CUANDO el cuervo y el gato se recobraron lentamente de su desmayo, al principio creyeron estar soñando. Se había parado el viento, estaba todo en calma y la noche era clara y estrellada. Ahora no sentían frío y el gigantesco armazón de las campanas estaba cubierto de una maravillosa luz dorada. Una de las grandes figuras de piedra que contemplaban la ciudad desde el exterior del ventanal ojival había girado y había entrado en la torre. Pero ahora la estatua no parecía de piedra, sino muy viva. Se trataba de un anciano elegante con una larga capa bordada en oro, sobre cuyos hombros había un grueso tapiz de nieve. Llevaba una mitra en la cabeza y un báculo en la mano izquierda. Bajo las cejas, blancas y muy pobladas, sus claros ojos azules miraban a los dos animales no con expresión hostil, pero sí con cierta perplejidad.
En un primer momento se habría podido pensar que era San Nicolás; pero no podía tratarse de él, pues no llevaba barba. ¿Y quién ha visto alguna vez un San Nicolás afeitado?
El anciano señor levantó la mano derecha.
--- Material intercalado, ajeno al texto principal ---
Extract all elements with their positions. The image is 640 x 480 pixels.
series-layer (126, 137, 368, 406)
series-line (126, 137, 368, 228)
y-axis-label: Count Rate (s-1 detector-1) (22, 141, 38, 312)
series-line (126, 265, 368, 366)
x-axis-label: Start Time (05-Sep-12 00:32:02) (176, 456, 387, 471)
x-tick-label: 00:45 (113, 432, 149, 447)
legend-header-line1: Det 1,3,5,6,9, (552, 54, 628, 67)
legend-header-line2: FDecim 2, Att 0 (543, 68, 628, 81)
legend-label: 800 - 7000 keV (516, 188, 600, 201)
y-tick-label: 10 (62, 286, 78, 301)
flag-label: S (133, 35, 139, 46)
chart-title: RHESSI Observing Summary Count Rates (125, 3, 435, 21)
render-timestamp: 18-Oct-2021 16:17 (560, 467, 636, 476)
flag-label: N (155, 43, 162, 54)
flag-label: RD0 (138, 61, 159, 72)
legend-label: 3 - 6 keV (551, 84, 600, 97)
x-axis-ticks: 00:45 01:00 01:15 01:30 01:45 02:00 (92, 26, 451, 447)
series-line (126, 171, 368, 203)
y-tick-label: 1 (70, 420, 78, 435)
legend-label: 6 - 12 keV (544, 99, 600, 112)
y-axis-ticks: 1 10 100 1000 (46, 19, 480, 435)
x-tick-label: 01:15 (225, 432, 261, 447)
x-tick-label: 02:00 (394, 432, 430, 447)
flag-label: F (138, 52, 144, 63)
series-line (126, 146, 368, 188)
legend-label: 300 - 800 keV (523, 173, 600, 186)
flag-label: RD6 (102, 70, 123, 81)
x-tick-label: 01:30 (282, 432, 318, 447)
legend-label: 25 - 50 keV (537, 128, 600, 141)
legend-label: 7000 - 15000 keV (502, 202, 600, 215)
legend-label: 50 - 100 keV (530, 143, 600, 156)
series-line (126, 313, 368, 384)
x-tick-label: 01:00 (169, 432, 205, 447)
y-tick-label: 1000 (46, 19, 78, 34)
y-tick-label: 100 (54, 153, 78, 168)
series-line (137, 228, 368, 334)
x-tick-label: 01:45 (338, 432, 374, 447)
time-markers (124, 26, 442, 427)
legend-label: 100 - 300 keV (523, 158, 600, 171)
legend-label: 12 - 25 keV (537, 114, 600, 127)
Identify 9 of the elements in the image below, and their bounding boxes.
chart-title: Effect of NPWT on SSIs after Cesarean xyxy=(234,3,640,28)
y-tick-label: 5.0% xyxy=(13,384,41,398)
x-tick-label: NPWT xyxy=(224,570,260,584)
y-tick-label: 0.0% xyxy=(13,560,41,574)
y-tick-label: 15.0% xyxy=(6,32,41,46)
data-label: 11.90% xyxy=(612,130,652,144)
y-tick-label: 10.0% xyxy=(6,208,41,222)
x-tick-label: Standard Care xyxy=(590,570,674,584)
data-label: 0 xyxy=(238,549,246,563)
Y Jacobo y Félix sintieron repentinamente que no podían moverse ni emitir el menor sonido. Los dos estaban atemorizados; pero al mismo tiempo se sentían, inexplicablemente, en buenas manos.
—¡Caramba, pilluelos! ¿Qué hacéis aquí arriba? —dijo el anciano señor.
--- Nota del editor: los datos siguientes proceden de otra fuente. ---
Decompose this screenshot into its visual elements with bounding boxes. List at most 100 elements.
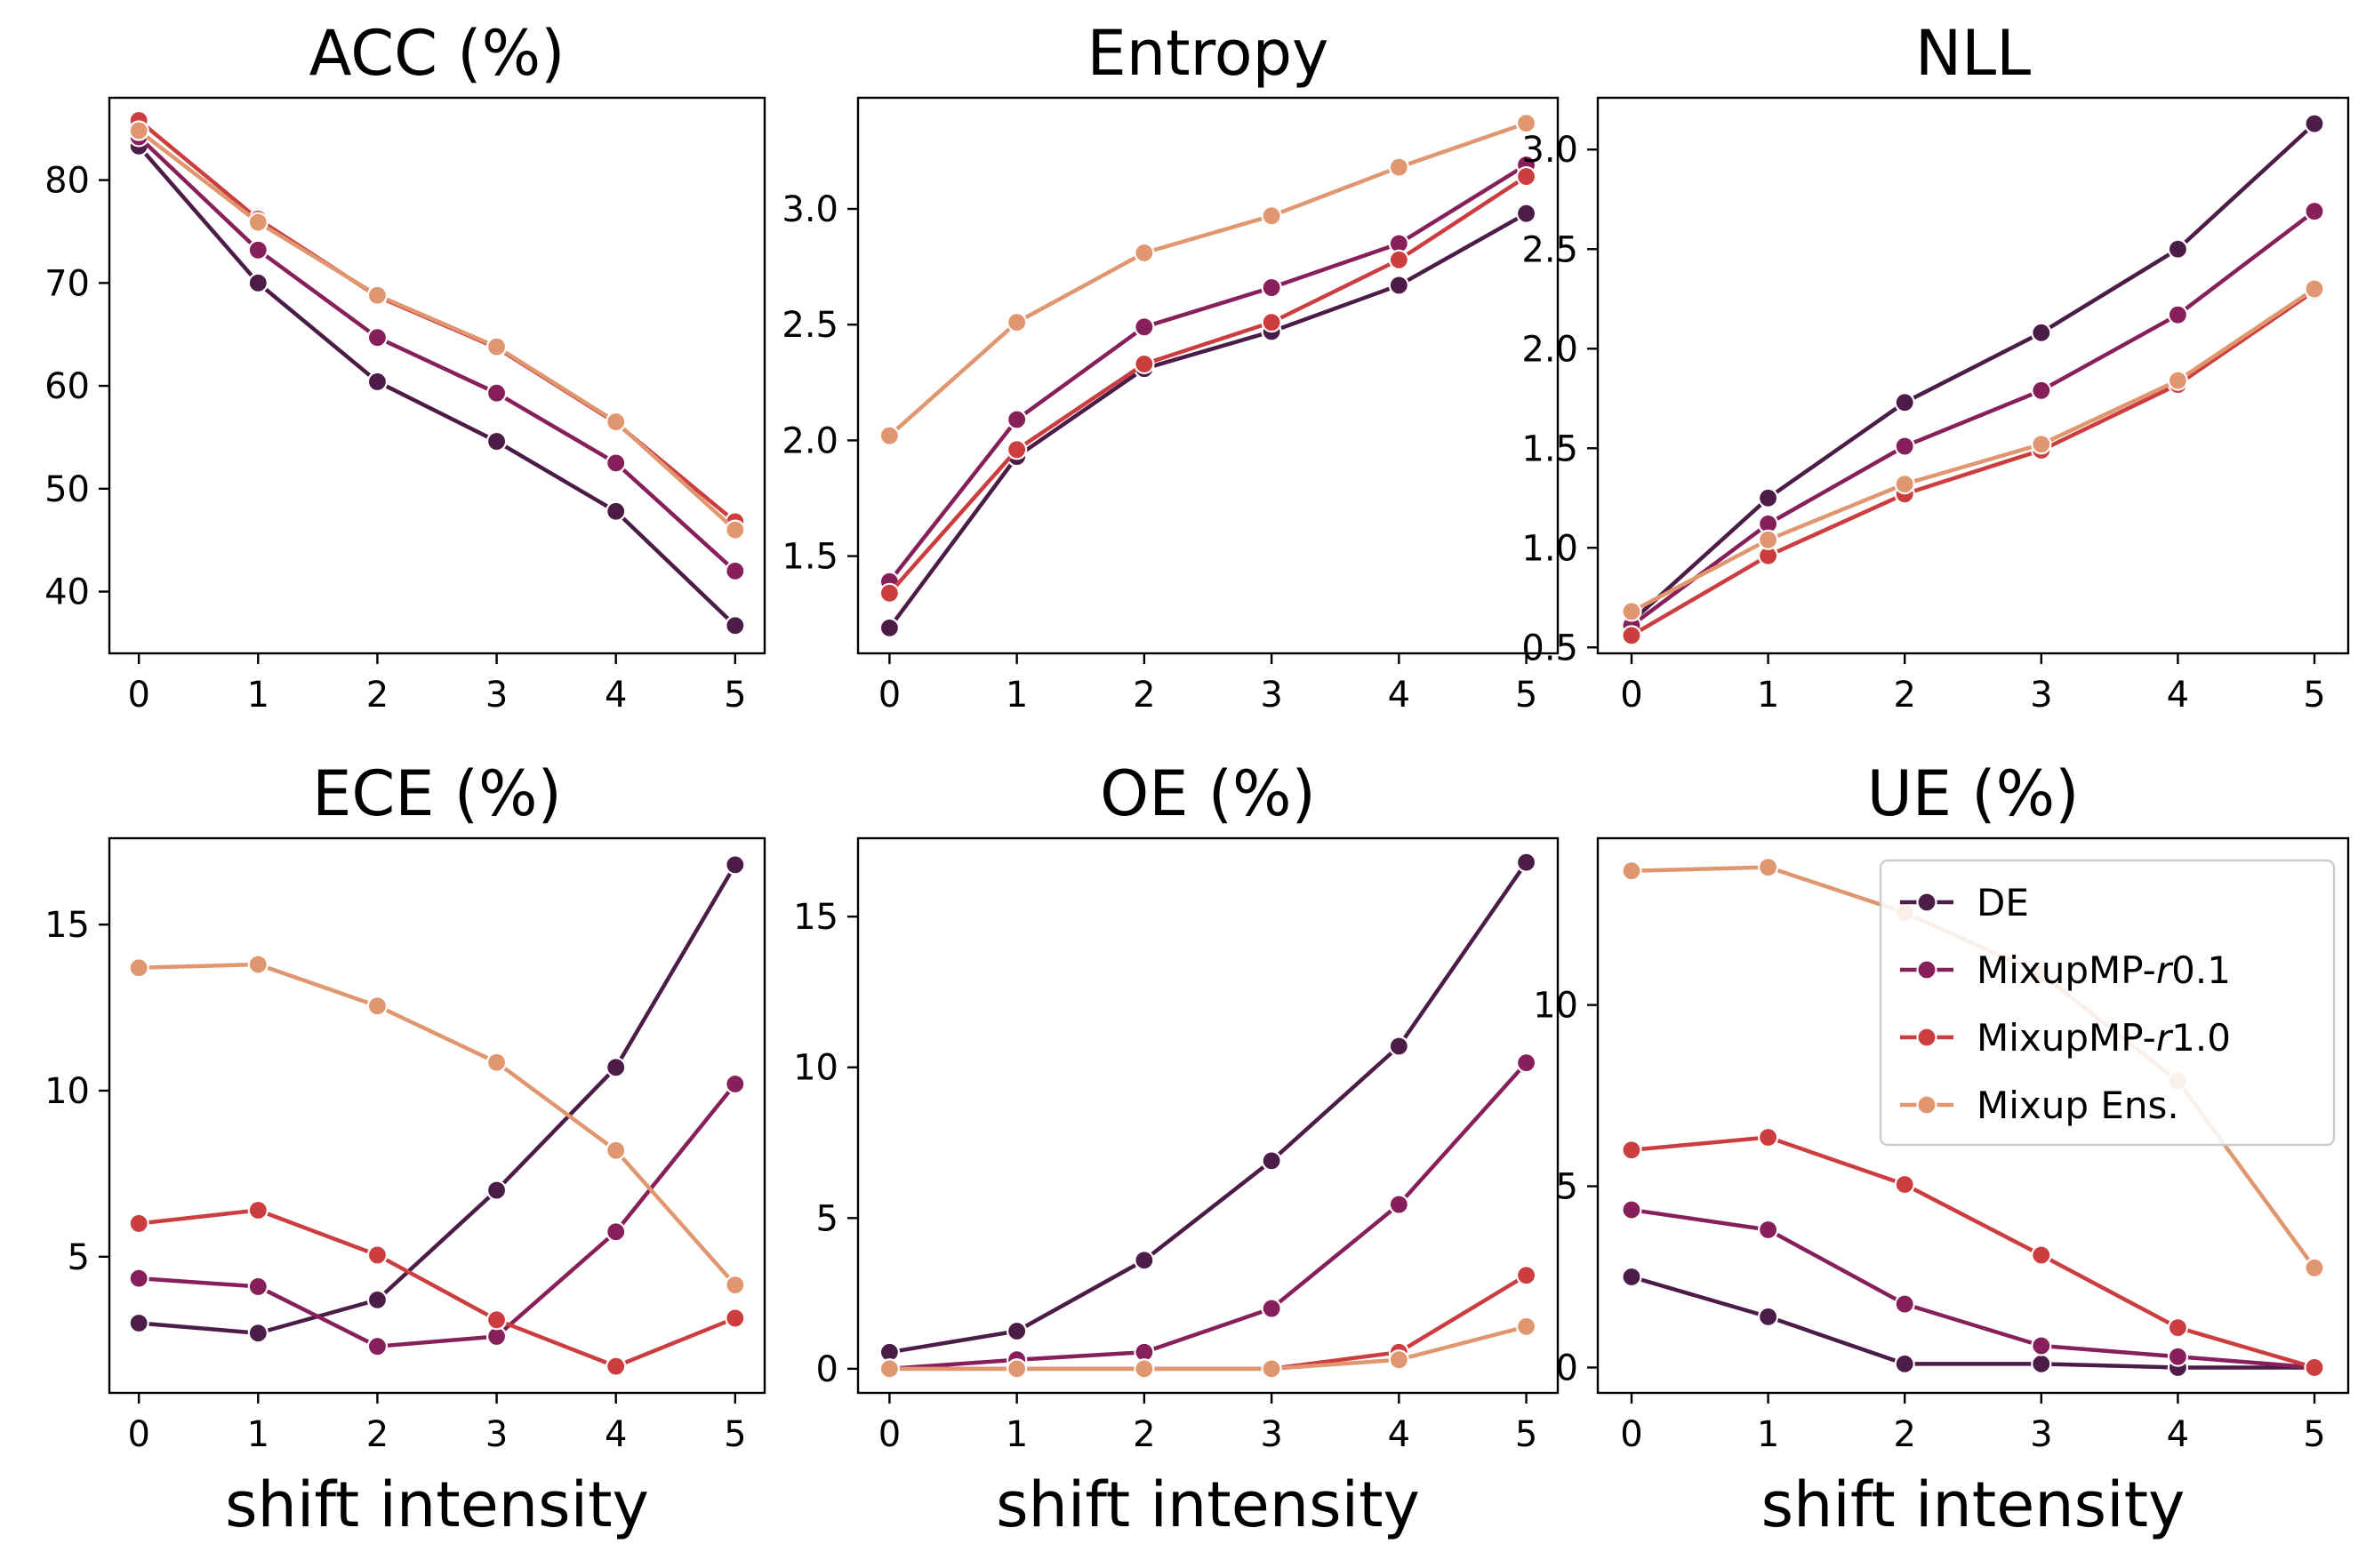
series-line: [1631, 1275, 2315, 1370]
data-point: [1894, 1173, 1915, 1196]
data-point: [878, 1358, 901, 1380]
y-tick-label: 60: [44, 366, 90, 407]
series-line: [138, 1208, 736, 1369]
data-point: [1261, 276, 1282, 299]
data-point: [725, 1073, 746, 1095]
x-tick-label: 0: [878, 1414, 901, 1455]
panel-title: ACC (%): [309, 17, 565, 90]
series-line: [887, 174, 1528, 595]
data-point: [1388, 1194, 1409, 1215]
data-point: [2031, 1335, 2052, 1356]
data-point: [1261, 205, 1282, 227]
series-line: [889, 1273, 1528, 1372]
data-point: [2167, 304, 2189, 325]
y-tick-label: 0: [816, 1349, 838, 1390]
legend-marker: [1916, 959, 1937, 980]
panel-ece: ECE (%) 0 1 2 3 4 5 5 10 15 shift intensity: [44, 757, 766, 1541]
y-tick-label: 15: [44, 905, 90, 946]
data-point: [2031, 1353, 2052, 1374]
series-mixupmp-r0-1: [128, 1073, 746, 1357]
data-point: [1894, 1353, 1915, 1374]
panel-title: OE (%): [1100, 757, 1316, 830]
data-point: [366, 1289, 389, 1310]
data-point: [2031, 322, 2052, 343]
series-line: [889, 1324, 1528, 1372]
x-tick-label: 0: [878, 675, 901, 716]
data-point: [2031, 380, 2052, 401]
series-line: [139, 1083, 737, 1348]
series-line: [138, 863, 737, 1335]
data-point: [247, 1199, 269, 1221]
axes-frame: [856, 836, 1560, 1395]
y-tick-label: 0.5: [1521, 628, 1578, 668]
data-point: [485, 382, 508, 404]
x-tick-label: 4: [605, 1414, 627, 1455]
x-tick-label: 2: [366, 675, 389, 716]
series-mixupmp-r0-1: [1621, 1199, 2325, 1379]
data-point: [366, 1336, 389, 1357]
data-point: [606, 452, 627, 474]
axes-frame: [1596, 836, 2350, 1395]
x-tick-label: 2: [1893, 675, 1915, 716]
data-point: [1515, 113, 1537, 134]
data-point: [878, 425, 901, 446]
x-tick-label: 2: [1893, 1414, 1915, 1455]
x-axis-label: shift intensity: [225, 1468, 649, 1541]
data-point: [1388, 275, 1409, 296]
series-de: [878, 852, 1537, 1363]
data-point: [485, 336, 508, 357]
data-point: [485, 1309, 508, 1331]
x-tick-label: 0: [127, 675, 149, 716]
y-tick-label: 1.5: [1521, 428, 1578, 469]
data-point: [1134, 1250, 1155, 1271]
y-tick-label: 10: [1533, 986, 1578, 1027]
panel-nll: NLL 0 1 2 3 4 5 0.5 1.0 1.5 2.0 2.5 3.0: [1521, 17, 2350, 716]
data-point: [128, 957, 149, 979]
x-tick-label: 1: [1006, 1414, 1028, 1455]
x-tick-label: 0: [127, 1414, 149, 1455]
legend-label: DE: [1977, 881, 2029, 924]
data-point: [725, 615, 746, 636]
y-tick-label: 10: [44, 1071, 90, 1112]
data-point: [1621, 601, 1642, 622]
y-tick-label: 15: [793, 897, 838, 938]
data-point: [1134, 316, 1155, 338]
y-tick-label: 2.0: [1521, 329, 1578, 370]
data-point: [1894, 473, 1915, 495]
panel-oe: OE (%) 0 1 2 3 4 5 0 5 10 15 shift intensity: [793, 757, 1560, 1541]
y-tick-label: 0: [1556, 1348, 1578, 1388]
x-tick-label: 1: [1757, 1414, 1779, 1455]
series-line: [1631, 1135, 2315, 1370]
series-mixupmp-r1-0: [878, 165, 1537, 604]
x-axis-label: shift intensity: [1761, 1468, 2186, 1541]
data-point: [725, 854, 746, 876]
data-point: [1621, 1266, 1642, 1288]
data-point: [128, 1212, 149, 1235]
series-line: [137, 129, 737, 532]
series-line: [887, 121, 1528, 437]
data-point: [1894, 392, 1915, 413]
y-tick-label: 1.0: [1521, 528, 1578, 569]
series-mixupmp-r1-0: [128, 1199, 746, 1377]
data-point: [1261, 312, 1282, 333]
data-point: [247, 239, 269, 260]
legend-marker: [1916, 892, 1937, 913]
axes-frame: [108, 836, 766, 1395]
data-point: [1007, 439, 1028, 460]
data-point: [1757, 1126, 1779, 1148]
data-point: [1388, 1036, 1409, 1057]
series-mixupmp-r1-0: [1621, 1126, 2325, 1379]
legend-item-de: DE: [1900, 881, 2029, 924]
series-line: [137, 144, 737, 628]
x-tick-label: 4: [605, 675, 627, 716]
data-point: [725, 519, 746, 540]
data-point: [366, 1244, 389, 1266]
series-line: [1630, 209, 2316, 628]
data-point: [2304, 1257, 2325, 1278]
data-point: [1388, 249, 1409, 270]
data-point: [2167, 1346, 2189, 1367]
x-tick-label: 3: [485, 675, 508, 716]
data-point: [1515, 1316, 1537, 1337]
data-point: [247, 1323, 269, 1344]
Se acercó algo más y se inclinó sobre ellos para examinarlos atentamente. Al hacerlo, cerró un poco los ojos, sin duda era miope.
El cuervo y el gato seguían sentados y con la mirada levantada hacia él.
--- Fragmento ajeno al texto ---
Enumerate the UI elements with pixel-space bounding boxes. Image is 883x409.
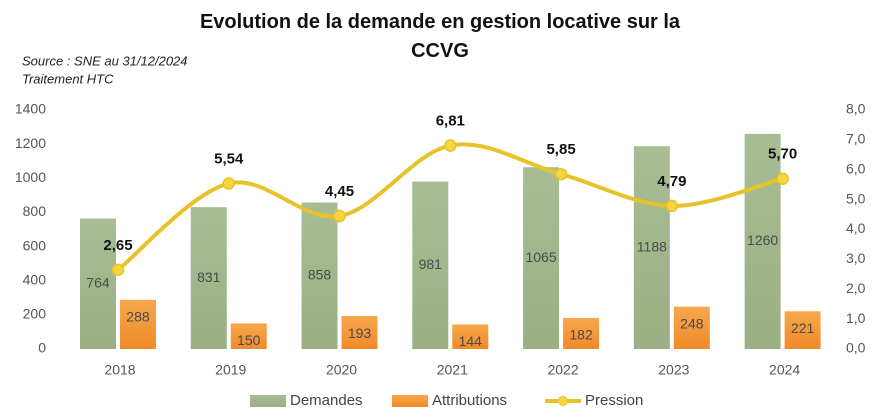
- y2-tick-label: 4,0: [846, 220, 866, 236]
- x-tick-label: 2018: [104, 362, 135, 378]
- bar: [452, 324, 489, 349]
- y-tick-label: 1200: [15, 135, 46, 151]
- annotation: Source : SNE au 31/12/2024: [22, 53, 188, 68]
- line-point: [444, 139, 457, 152]
- data-label: 221: [791, 320, 815, 336]
- annotation: Traitement HTC: [22, 71, 114, 86]
- y2-tick-label: 7,0: [846, 131, 866, 147]
- data-label: 764: [86, 274, 110, 290]
- data-label: 858: [308, 266, 332, 282]
- legend-label: Demandes: [290, 392, 363, 409]
- line-point: [665, 199, 679, 213]
- data-label: 144: [459, 333, 483, 349]
- bar: [633, 146, 670, 349]
- line-point: [222, 177, 236, 190]
- bar: [523, 167, 560, 349]
- data-label: 831: [197, 269, 221, 285]
- bar: [341, 316, 378, 349]
- y-tick-label: 1000: [15, 169, 46, 185]
- data-label: 5,85: [546, 141, 575, 158]
- y-tick-label: 1400: [15, 101, 46, 117]
- legend-swatch: [558, 396, 568, 406]
- data-label: 248: [680, 315, 704, 331]
- line-point: [554, 167, 568, 181]
- bar: [744, 133, 781, 349]
- bar: [190, 207, 227, 349]
- legend-label: Pression: [585, 392, 643, 409]
- bar: [79, 218, 116, 349]
- bar: [412, 181, 449, 349]
- y-tick-label: 200: [23, 306, 47, 322]
- y2-tick-label: 1,0: [846, 310, 866, 326]
- y2-tick-label: 6,0: [846, 160, 866, 176]
- data-label: 981: [419, 256, 443, 272]
- data-label: 288: [126, 309, 150, 325]
- bar: [230, 323, 267, 349]
- y2-tick-label: 3,0: [846, 250, 866, 266]
- y-tick-label: 0: [38, 340, 46, 356]
- data-label: 6,81: [436, 113, 465, 130]
- data-label: 150: [237, 332, 261, 348]
- bar: [301, 202, 338, 349]
- x-tick-label: 2023: [658, 362, 689, 378]
- x-tick-label: 2022: [547, 362, 578, 378]
- bar: [563, 317, 600, 349]
- legend-label: Attributions: [432, 392, 507, 409]
- data-label: 193: [348, 325, 372, 341]
- chart-title: Evolution de la demande en gestion locat…: [199, 11, 681, 62]
- data-label: 4,45: [325, 183, 354, 200]
- data-label: 5,70: [768, 146, 797, 163]
- data-label: 1065: [525, 249, 556, 265]
- y-tick-label: 600: [23, 237, 47, 253]
- x-tick-label: 2019: [215, 362, 246, 378]
- bar: [673, 306, 710, 349]
- x-tick-label: 2024: [769, 362, 800, 378]
- line-point: [111, 263, 125, 277]
- y-tick-label: 400: [23, 271, 47, 287]
- data-label: 1260: [747, 232, 778, 248]
- data-label: 182: [569, 327, 593, 343]
- legend-swatch: [392, 395, 428, 407]
- y2-tick-label: 2,0: [846, 280, 866, 296]
- x-tick-label: 2020: [326, 362, 357, 378]
- data-label: 1188: [637, 238, 667, 254]
- line-point: [333, 209, 346, 223]
- line-point: [776, 172, 789, 185]
- legend-swatch: [250, 395, 286, 407]
- y2-tick-label: 8,0: [846, 101, 866, 117]
- x-tick-label: 2021: [437, 362, 468, 378]
- data-label: 4,79: [657, 173, 686, 190]
- y2-tick-label: 0,0: [846, 340, 866, 356]
- bar: [119, 299, 156, 349]
- bar: [784, 311, 821, 349]
- data-label: 5,54: [214, 150, 244, 167]
- data-label: 2,65: [103, 237, 132, 254]
- y-tick-label: 800: [23, 203, 47, 219]
- y2-tick-label: 5,0: [846, 190, 866, 206]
—Ya sé qué os proponéis —prosiguió el anciano—. Habéis hablado bastante alto mientras escalabais la torre. Pretendéis escamotearme mi maravilloso repique de Año Nuevo. Creo que no es precisamente un buen detalle. Yo tengo sentido del humor y admito las bromas divertidas, porque a fin de cuentas soy San Silvestre. Pero lo que vosotros pretendíais hacer era una broma de mal gusto, ¿no os parece? Menos mal que he llegado a tiempo.
Los animales intentaron protestar, pero aún no habían recobrado el habla.
—Sin duda —continuó San Silvestre—, vosotros no sabíais que yo vengo aquí una vez al año, el día de mi fiesta, para ver durante unos minutos si todo está en orden. En castigo de la mala pasada que pretendíais jugarme, debería transformaros durante un rato en figuras de piedra y colocaros aquí entre las columnas. Sí, lo voy a hacer. Al menos hasta mañana por la mañana; así tendréis tiempo para reflexionar sobre vosotros mismos. De todos modos, antes quiero saber si tenéis algo que alegar.
Pero los animales no reaccionaron.
—¿Habéis perdido el habla de repente? —preguntó sorprendido San Silvestre. Pero luego se acordó— ¡Caramba, caramba! Perdonad. Había olvidado por completo…
Hizo un nuevo movimiento con la mano.
—Ahora podéis hablar, pero por orden y sin excusas, ¡por favor!
Y al fin los dos héroes incomprendidos pudieron explicar entre graznidos y maullidos qué los había llevado hasta allí, quiénes eran y en qué consistían los malvados planes del mago y la bruja. En su excitación, a veces hablaron los dos al mismo tiempo, de modo que a San Silvestre no le resultó fácil entender todo claramente. Pero cuanto más escuchaba, más amistosamente brillaban sus ojos.